One particular strain, known as Methicillin-resistant Staphylococcus aureus, or MRSA, is a growing public health problem in hospitals, nursing homes, and other institutions because it doesn't respond to most antibiotics.
To cause an infection, bacteria must first adhere to a host, then gather together in colonies to form a biofilm. In the current study, Camesano recruited healthy female students at WPI to drink either cranberry juice cocktail or a placebo fluid that looked and tasted like cranberry juice. The subjects provides urine samples at prescribed intervals after drinking the juice or placebo, and those samples were incubated in petri dishes with several strains of E. coli and a single strain of S. aureus. Camesano's team stained the bacteria with a special dye, then used a spectrophotometer to measure the density of the bacterial colonies in the dishes over time. Their analysis showed that the urine samples from subjects who had recently consumed cranberry juice cocktail significantly reduced the ability of E. coli and S. aureus to form biofilms on the surface of the dishes.
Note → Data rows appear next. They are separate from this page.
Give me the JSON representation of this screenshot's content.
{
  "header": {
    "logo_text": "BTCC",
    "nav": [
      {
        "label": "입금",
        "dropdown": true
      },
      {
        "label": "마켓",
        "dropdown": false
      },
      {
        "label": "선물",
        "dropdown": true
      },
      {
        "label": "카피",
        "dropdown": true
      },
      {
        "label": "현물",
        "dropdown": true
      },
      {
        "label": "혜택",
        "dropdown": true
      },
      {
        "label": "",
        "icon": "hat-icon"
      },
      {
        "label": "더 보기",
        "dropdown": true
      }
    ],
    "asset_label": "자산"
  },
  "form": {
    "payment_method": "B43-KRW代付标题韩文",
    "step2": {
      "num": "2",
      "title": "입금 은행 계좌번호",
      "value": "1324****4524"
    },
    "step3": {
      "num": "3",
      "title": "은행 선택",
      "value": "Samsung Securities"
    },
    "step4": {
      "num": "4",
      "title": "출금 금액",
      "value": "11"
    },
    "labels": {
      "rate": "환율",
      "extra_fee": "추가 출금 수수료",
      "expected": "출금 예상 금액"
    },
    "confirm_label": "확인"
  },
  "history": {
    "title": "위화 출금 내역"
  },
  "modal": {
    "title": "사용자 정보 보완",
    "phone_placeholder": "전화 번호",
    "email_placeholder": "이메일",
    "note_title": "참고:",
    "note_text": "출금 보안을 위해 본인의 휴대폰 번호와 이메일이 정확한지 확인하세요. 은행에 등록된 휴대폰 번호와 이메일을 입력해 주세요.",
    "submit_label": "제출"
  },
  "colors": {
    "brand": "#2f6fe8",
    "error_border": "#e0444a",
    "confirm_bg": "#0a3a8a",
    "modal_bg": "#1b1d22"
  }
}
With E. coli, Camesano's focal point is the small hair-like projections known as fimbriae, which act like hooks and help the bacteria latch onto cells that line the urinary tract. Camesano has shown that exposure to cranberry juice causes the fimbriae on E. coli to curl up, blunting their ability to attach to cells. S. aureous, however, doesn't have fimbirae, so there must be other reasons why the cranberry juice affected its biofilm formation in the study.
The data was reported in a poster presentation at the American Chemical Society's national meeting in Boston on August 23, 2010, by Terri Camesano, professor of chemical engineering at WPI.